Ronaldo, der einen Freistoß nach dem anderen in die Mauer setzte, all seinem johnwayneschen Anlauf-Brimborium zum Trotz, 40 verschossene EM-Freistöße seit 2004 seien es mittlerweile, sagte ein TV-Kommentator, und ich übernahm diese Statistik gern für anstehende Thekengespräche als Grund Nummer 1253. Als sich sein Team ins Finale gemogelt hatte, mit einem Trainer, der nicht nur aussah wie eine portugiesische Version von Otto Rehhagel, sondern auch genau so spielen ließ, sagte Ronaldo am Tag danach unbescheiden: „Ich verdiene es!“. Grund Nummer 1254, dachte ich, ignorierte seinen Zusatz „alle Spieler verdienen es, Portugal verdient es, die Fans verdienen es“ und zückte meinen Notizblock.
„Ich glaube, ich bekomme einen Herzinfarkt“
Dann aber kam das Finale. Während ich den umstehenden Zuschauern gerade Grund Nummer 972 erläuterte – Ronaldos dämliches „Ssssiuu“ bei der Weltfußballer-Wahl – und dafür eher gelangweilte Blicke erntete, rammte Dimitri Payet Ronaldo mit voller Wucht das Knie in die Beine. Payet war bis dahin einer meiner EM-Lieblinge gewesen. Ein angenehm zurückhaltender Spieler, der sich von der kleinen Insel La Reunion bis ins französische Nationalteam gespielt hatte, um dem gebeutelten Land den Titel zu schenken.
Einem leisen Anflug von Schadenfreude folgte alsbald ein mir bis dato gänzlich unbekanntes Gefühl.
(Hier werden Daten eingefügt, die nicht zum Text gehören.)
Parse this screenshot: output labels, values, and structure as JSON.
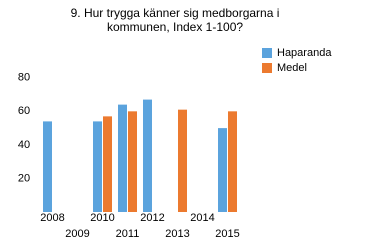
{
  "chart_data": {
    "type": "bar",
    "title": "9. Hur trygga känner sig medborgarna i kommunen, Index 1-100?",
    "categories": [
      "2008",
      "2009",
      "2010",
      "2011",
      "2012",
      "2013",
      "2014",
      "2015"
    ],
    "series": [
      {
        "name": "Haparanda",
        "color": "#5ba3dd",
        "values": [
          54,
          null,
          54,
          64,
          67,
          null,
          null,
          50
        ]
      },
      {
        "name": "Medel",
        "color": "#ec7a2f",
        "values": [
          null,
          null,
          57,
          60,
          null,
          61,
          null,
          60
        ]
      }
    ],
    "ylim": [
      0,
      90
    ],
    "yticks": [
      20,
      40,
      60,
      80
    ],
    "grid": false,
    "legend": "right"
  }
}
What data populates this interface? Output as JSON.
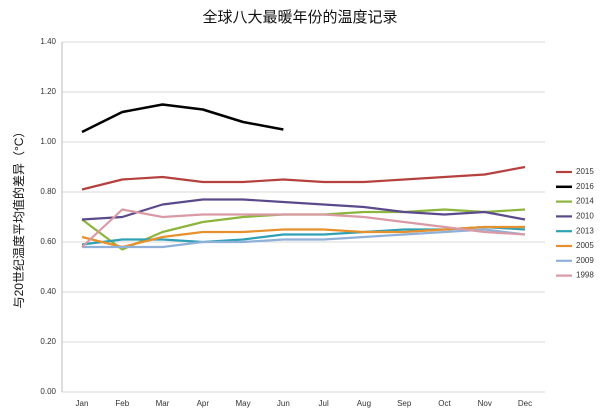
{
  "chart_data": {
    "type": "line",
    "title": "全球八大最暖年份的温度记录",
    "y_label": "与20世纪温度平均值的差异（°C）",
    "categories": [
      "Jan",
      "Feb",
      "Mar",
      "Apr",
      "May",
      "Jun",
      "Jul",
      "Aug",
      "Sep",
      "Oct",
      "Nov",
      "Dec"
    ],
    "series": [
      {
        "name": "2015",
        "color": "#b5413f",
        "values": [
          0.81,
          0.85,
          0.86,
          0.84,
          0.84,
          0.85,
          0.84,
          0.84,
          0.85,
          0.86,
          0.87,
          0.9
        ]
      },
      {
        "name": "2016",
        "color": "#000000",
        "values": [
          1.04,
          1.12,
          1.15,
          1.13,
          1.08,
          1.05,
          null,
          null,
          null,
          null,
          null,
          null
        ]
      },
      {
        "name": "2014",
        "color": "#8db43c",
        "values": [
          0.69,
          0.57,
          0.64,
          0.68,
          0.7,
          0.71,
          0.71,
          0.72,
          0.72,
          0.73,
          0.72,
          0.73
        ]
      },
      {
        "name": "2010",
        "color": "#5b4a8b",
        "values": [
          0.69,
          0.7,
          0.75,
          0.77,
          0.77,
          0.76,
          0.75,
          0.74,
          0.72,
          0.71,
          0.72,
          0.69
        ]
      },
      {
        "name": "2013",
        "color": "#2fa0b5",
        "values": [
          0.59,
          0.61,
          0.61,
          0.6,
          0.61,
          0.63,
          0.63,
          0.64,
          0.65,
          0.65,
          0.66,
          0.65
        ]
      },
      {
        "name": "2005",
        "color": "#e6902e",
        "values": [
          0.62,
          0.58,
          0.62,
          0.64,
          0.64,
          0.65,
          0.65,
          0.64,
          0.64,
          0.65,
          0.66,
          0.66
        ]
      },
      {
        "name": "2009",
        "color": "#8fb0d8",
        "values": [
          0.58,
          0.58,
          0.58,
          0.6,
          0.6,
          0.61,
          0.61,
          0.62,
          0.63,
          0.64,
          0.65,
          0.63
        ]
      },
      {
        "name": "1998",
        "color": "#d99aa5",
        "values": [
          0.58,
          0.73,
          0.7,
          0.71,
          0.71,
          0.71,
          0.71,
          0.7,
          0.68,
          0.66,
          0.64,
          0.63
        ]
      }
    ],
    "ylim": [
      0,
      1.4
    ],
    "yticks": [
      {
        "value": 0,
        "label": "0.00"
      },
      {
        "value": 0.2,
        "label": "0.20"
      },
      {
        "value": 0.4,
        "label": "0.40"
      },
      {
        "value": 0.6,
        "label": "0.60"
      },
      {
        "value": 0.8,
        "label": "0.80"
      },
      {
        "value": 1.0,
        "label": "1.00"
      },
      {
        "value": 1.2,
        "label": "1.20"
      },
      {
        "value": 1.4,
        "label": "1.40"
      }
    ],
    "grid": true,
    "legend": "right"
  }
}
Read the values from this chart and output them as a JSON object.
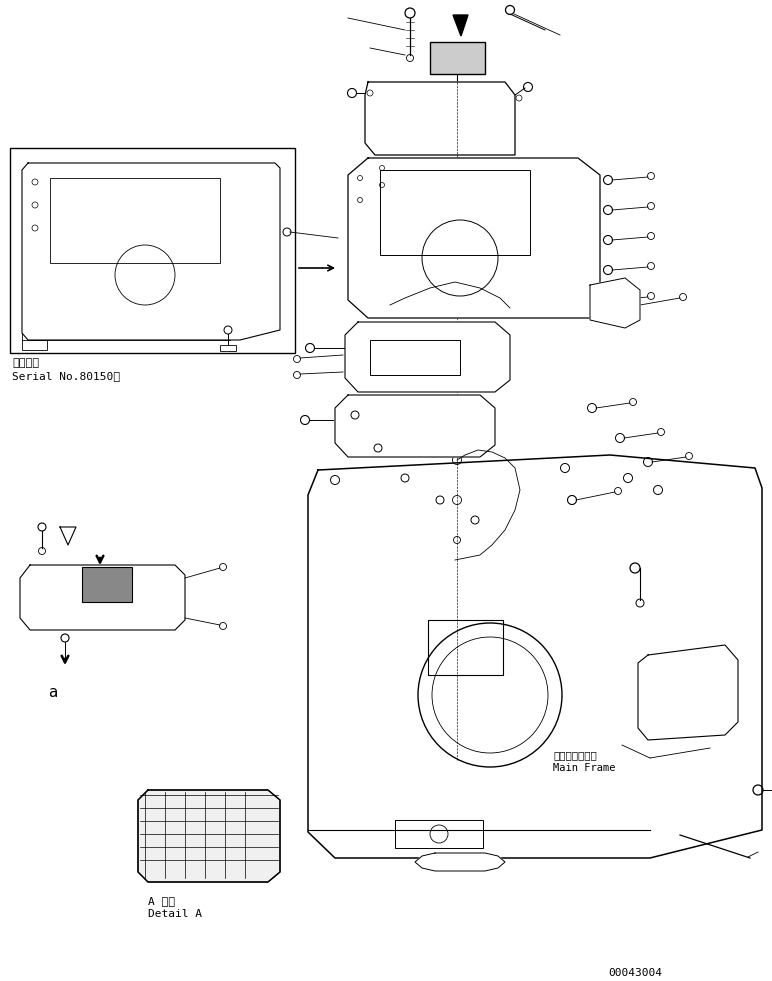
{
  "figure_width": 7.72,
  "figure_height": 9.81,
  "dpi": 100,
  "bg_color": "#ffffff",
  "line_color": "#000000",
  "line_width": 0.7,
  "serial_text_line1": "適用号機",
  "serial_text_line2": "Serial No.80150〜",
  "main_frame_text_line1": "メインフレーム",
  "main_frame_text_line2": "Main Frame",
  "detail_a_text_line1": "A 詳細",
  "detail_a_text_line2": "Detail A",
  "part_number": "00043004",
  "font_size_small": 7,
  "font_size_medium": 8,
  "font_size_large": 9
}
Ein Unwohlsein, eine Art Stechen oder Enge in der Brust, das ich empfand, als ich das Foul in Zeitlupe und anschließend Cristiano Ronaldo am Boden sah, wie er mit den Tränen kämpfte und den Kopf schüttelte. „Ich glaube, ich bekomme einen Herzinfarkt“, sagte ich zu meinen Kollegen, als mir schlagartig bewusst wurde: Ich hatte Mitleid.
„Diese Arschgeigen. Ab jetzt bin ich für Portugal.“
Ronaldo wurde draußen behandelt, kam wieder rein, das ungewohnte Gefühl wich der Erleichterung über dessen Verschwinden, und doch ertappte ich mich dabei, wie ich im Fortlauf des Spiels immer mehr auf Ronaldo achtete. Er humpelte, „dieser verdammte Payet“, dachte ich, denn würde Ronaldo ausgewechselt werden müssen, hätten die Franzosen leichtes Spiel und sich ihrerseits den Titel ergaunert, mit einem vorsätzlichen, schäbigen Foul. „Diese Arschgeigen“, schrieb mir ein Freund, „ab jetzt bin ich für Portugal.“ Und während ich noch überlegte, ob ich meinem Kumpel mit Grund Nummer 527 antworten sollte – dass Ronaldo Messi angeblich „Motherfucker“ zu nennen pflege – , setzte sich Cristiano Ronaldo mitten im Spiel auf den Boden, warf seine Kapitänsbinde weg und begann zu weinen.